Better Call Saul, crítica de la serie sobre Saul Goodman (Jimmy McGill)
Cuando Vince Gilligan y AMC anunciaron que ‘Breaking Bad’ tendría un spin-off en la figura del picapleitos intrigante y charlatán Saul Goodman (Bob Odenkirk), muchos fueron los que desconfiaron del proyecto, casi tantos como los que acogieron la noticia con grandes expectativas.

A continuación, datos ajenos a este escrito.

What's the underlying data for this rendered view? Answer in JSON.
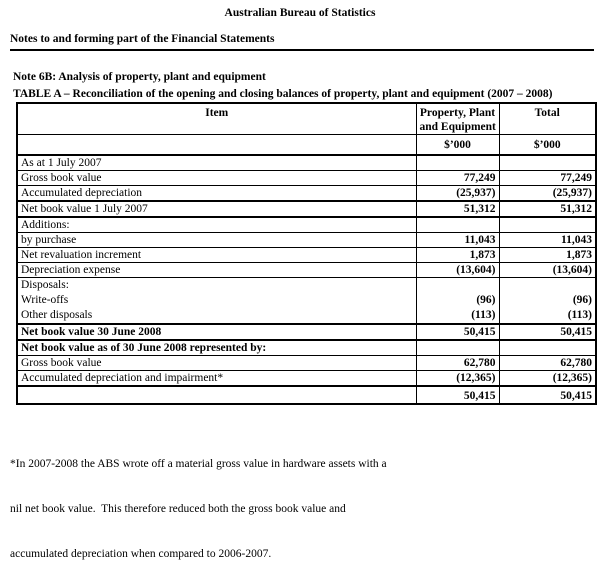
{
  "page": {
    "org_title": "Australian Bureau of Statistics",
    "doc_title": "Notes to and forming part of the Financial Statements",
    "note_title": "Note 6B: Analysis of property, plant and equipment",
    "table_title": "TABLE A – Reconciliation of the opening and closing balances of property, plant and equipment (2007 – 2008)"
  },
  "table": {
    "header": {
      "item_label": "Item",
      "ppe_label_line1": "Property, Plant",
      "ppe_label_line2": "and Equipment",
      "total_label": "Total",
      "ppe_unit": "$’000",
      "total_unit": "$’000"
    },
    "rows": [
      {
        "label": "As at 1 July 2007",
        "ppe": "",
        "total": ""
      },
      {
        "label": "Gross book value",
        "ppe": "77,249",
        "total": "77,249"
      },
      {
        "label": "Accumulated depreciation",
        "ppe": "(25,937)",
        "total": "(25,937)",
        "rule_below": "thick"
      },
      {
        "label": "Net book value 1 July 2007",
        "ppe": "51,312",
        "total": "51,312",
        "rule_below": "thick"
      },
      {
        "label": "Additions:",
        "ppe": "",
        "total": ""
      },
      {
        "label": "by purchase",
        "ppe": "11,043",
        "total": "11,043"
      },
      {
        "label": "Net revaluation increment",
        "ppe": "1,873",
        "total": "1,873"
      },
      {
        "label": "Depreciation expense",
        "ppe": "(13,604)",
        "total": "(13,604)"
      },
      {
        "label_lines": [
          "Disposals:",
          "Write-offs",
          "Other disposals"
        ],
        "ppe_lines": [
          "",
          "(96)",
          "(113)"
        ],
        "total_lines": [
          "",
          "(96)",
          "(113)"
        ],
        "rule_below": "thick"
      },
      {
        "label": "Net book value 30 June 2008",
        "bold_label": true,
        "ppe": "50,415",
        "total": "50,415",
        "rule_below": "thick"
      },
      {
        "label": "Net book value as of 30 June 2008 represented by:",
        "bold_label": true,
        "ppe": "",
        "total": ""
      },
      {
        "label": "Gross book value",
        "ppe": "62,780",
        "total": "62,780"
      },
      {
        "label": "Accumulated depreciation and impairment*",
        "ppe": "(12,365)",
        "total": "(12,365)",
        "rule_below": "thick"
      },
      {
        "label": "",
        "ppe": "50,415",
        "total": "50,415",
        "last": true
      }
    ]
  },
  "footnote": {
    "lines": [
      "*In 2007-2008 the ABS wrote off a material gross value in hardware assets with a",
      "nil net book value.  This therefore reduced both the gross book value and",
      "accumulated depreciation when compared to 2006-2007."
    ]
  }
}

En la historia de la televisión los spin-off no han gozado de mucho éxito, como tampoco de buena reputación –quizás la única excepción sea ‘Frasier’–, y teniendo en cuenta que el referente era nada menos que ‘Breaking Bad’, la serie más aclamada de los últimos tiempos, el reto no era nada fácil. Sin embargo, una vez acabada la primera temporada, que consta de tan sólo diez episodios, podemos afirmar que ‘Better Call Saul’ ha superado la prueba, y además con nota, hasta el punto de que incluso aquellos que no hayan visto ‘Breaking Bad’ (¿aún queda alguien que no la haya visto?), pueden seguirla con fruición y sin perderse en las tramas ni en los personajes vistos con anterioridad. ‘Better Call Saul’ es ya, por méritos propios, una serie con personalidad propia, deudora del feraz universo de ‘Breaking Bad’, sí, pero con un interés que va mucho más allá de lo anecdótico, que el de ser una precuela o un derivado más o menos simpático de una incontestable obra maestra.
Los responsables de ‘Better Call Saul’ son los mismos que crearon ‘Breaking Bad’; a saber, el dúo Vince Gilligan y Peter Gould. Ellos, por sí solos, eran una garantía de calidad, y merecían nuestro voto de confianza, confianza que no se ha visto defraudada.
‘Better Call Saul’ nos cuenta cómo el ingenuo y honrado (honrado, sí) abogado de oficio (attorney at law) Jimmy McGill –Slippin’ Jimmy, o Jimmy “el escurridizo”– se convierte en el cínico y teleológico Saul Goodman; porque cuesta creerlo una vez visto ‘Breaking Bad’, pero Saul no siempre fue un leguleyo sin escrúpulos, amante del dinero fácil, amigo de los narcos y fuente permanente de problemas. A decir verdad, pese a su verborreica elocuencia, ni siquiera fue un abogado vocacional –de hecho, se sacó el título en la Universidad Americana de Samoa, a través de un curso a distancia–. Es más, en sus años mozos, cuando residía en Chicago, Jimmy era un bala perdida, un timador de poca monta que fue encarcelado por exhibicionismo y acoso sexual (y por una acción tan bochornosa como escatológica). Y más tarde, cuando enderezó su descarriada vida, trabajó de repartidor de correo o, lo que es lo mismo, de chico de los recados en el bufete de abogados de su hermano Chuck (Michael McKean).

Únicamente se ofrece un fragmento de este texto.